The Rev. David Guffey of Holy Family Ministries says he understands there’s an issue here. “We need to be asking if preaching is helping people connect the word of God with their concerns. And are we giving them the spiritual resources that will feed them in difficult times as well as in times they feel more joyful?"
One avenue to bring young Catholics home: other opportunities for worship. Retreats, days of prayer, family potlucks, or parish events where children go to one place while parents stay in another to share their experience of faith. This most recent study found that young Catholics are actually interested in learning about Church history and the lives of the saints.
There is other good news in this and other surveys of young Catholics. And that is that many are reluctant to give up and join a different faith.
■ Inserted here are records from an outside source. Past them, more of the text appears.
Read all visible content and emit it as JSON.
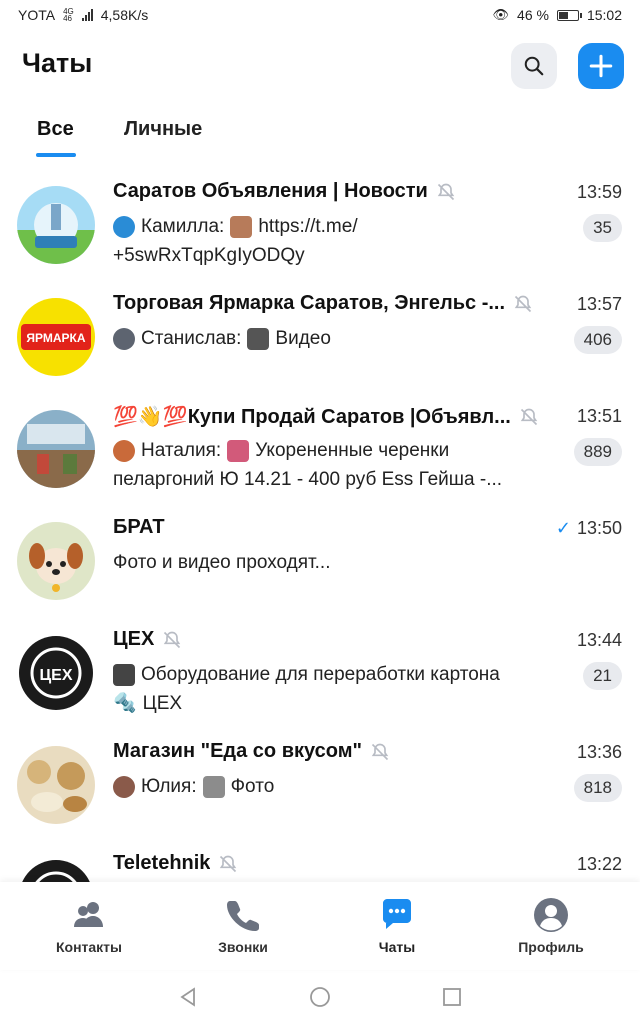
{
  "status_bar": {
    "carrier": "YOTA",
    "network_tag_top": "4G",
    "network_tag_bottom": "46",
    "speed": "4,58K/s",
    "battery": "46 %",
    "time": "15:02"
  },
  "header": {
    "title": "Чаты",
    "search_icon": "search-icon",
    "add_icon": "plus-icon"
  },
  "tabs": [
    {
      "label": "Все",
      "active": true
    },
    {
      "label": "Личные",
      "active": false
    }
  ],
  "chats": [
    {
      "title": "Саратов Объявления | Новости",
      "muted": true,
      "time": "13:59",
      "sender": "Камилла:",
      "line1": "https://t.me/",
      "line2": "+5swRxTqpKgIyODQy",
      "badge": "35"
    },
    {
      "title": "Торговая Ярмарка Саратов, Энгельс -...",
      "muted": true,
      "time": "13:57",
      "sender": "Станислав:",
      "line1": "Видео",
      "badge": "406",
      "avatar_text": "ЯРМАРКА"
    },
    {
      "title": "💯👋💯Купи Продай Саратов |Объявл...",
      "muted": true,
      "time": "13:51",
      "sender": "Наталия:",
      "line1": "Укорененные черенки",
      "line2": "пеларгоний Ю 14.21 - 400 руб Ess Гейша -...",
      "badge": "889"
    },
    {
      "title": "БРАТ",
      "muted": false,
      "time": "13:50",
      "read": true,
      "line1": "Фото и видео проходят..."
    },
    {
      "title": "ЦЕХ",
      "muted": true,
      "time": "13:44",
      "line1": "Оборудование для переработки картона",
      "line2": "ЦЕХ",
      "badge": "21",
      "avatar_text": "ЦЕХ"
    },
    {
      "title": "Магазин \"Еда со вкусом\"",
      "muted": true,
      "time": "13:36",
      "sender": "Юлия:",
      "line1": "Фото",
      "badge": "818"
    },
    {
      "title": "Teletehnik",
      "muted": true,
      "time": "13:22"
    }
  ],
  "bottom_nav": [
    {
      "label": "Контакты",
      "icon": "contacts-icon",
      "active": false
    },
    {
      "label": "Звонки",
      "icon": "phone-icon",
      "active": false
    },
    {
      "label": "Чаты",
      "icon": "chat-bubble-icon",
      "active": true
    },
    {
      "label": "Профиль",
      "icon": "profile-icon",
      "active": false
    }
  ],
  "colors": {
    "accent": "#1a8cf0",
    "badge_bg": "#e8eaee",
    "muted_gray": "#b8bcc4"
  }
}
Lauren Smith says she’s thought about becoming, say, an Episcopalian (though their ranks are shrinking, too). “But I was raised a Catholic in New Orleans, a very Catholic city," she says, home to a world-famous Mardi Gras and a huge observance of Ash Wednesday. But there are also lesser-known cultural Catholic celebrations, like the March 19th observance of St. Joseph’s Day. That’s when homes and parishes construct elaborate altars and decorate them with candles and flowers and figurines. There are special foods and wines and a parade with marching bands, men in tuxedos, kids in costumes.
“It’s all intertwined with my childhood in Catholic school and my family and my traditions," Smith says. “So it’s upsetting to even be considering another religion." Smith says she talks about her difficulties with her Catholic friends, particularly those young mothers who feel as she does. “They do the same thing I’ve done," she says. “They still go to Mass, and they still struggle."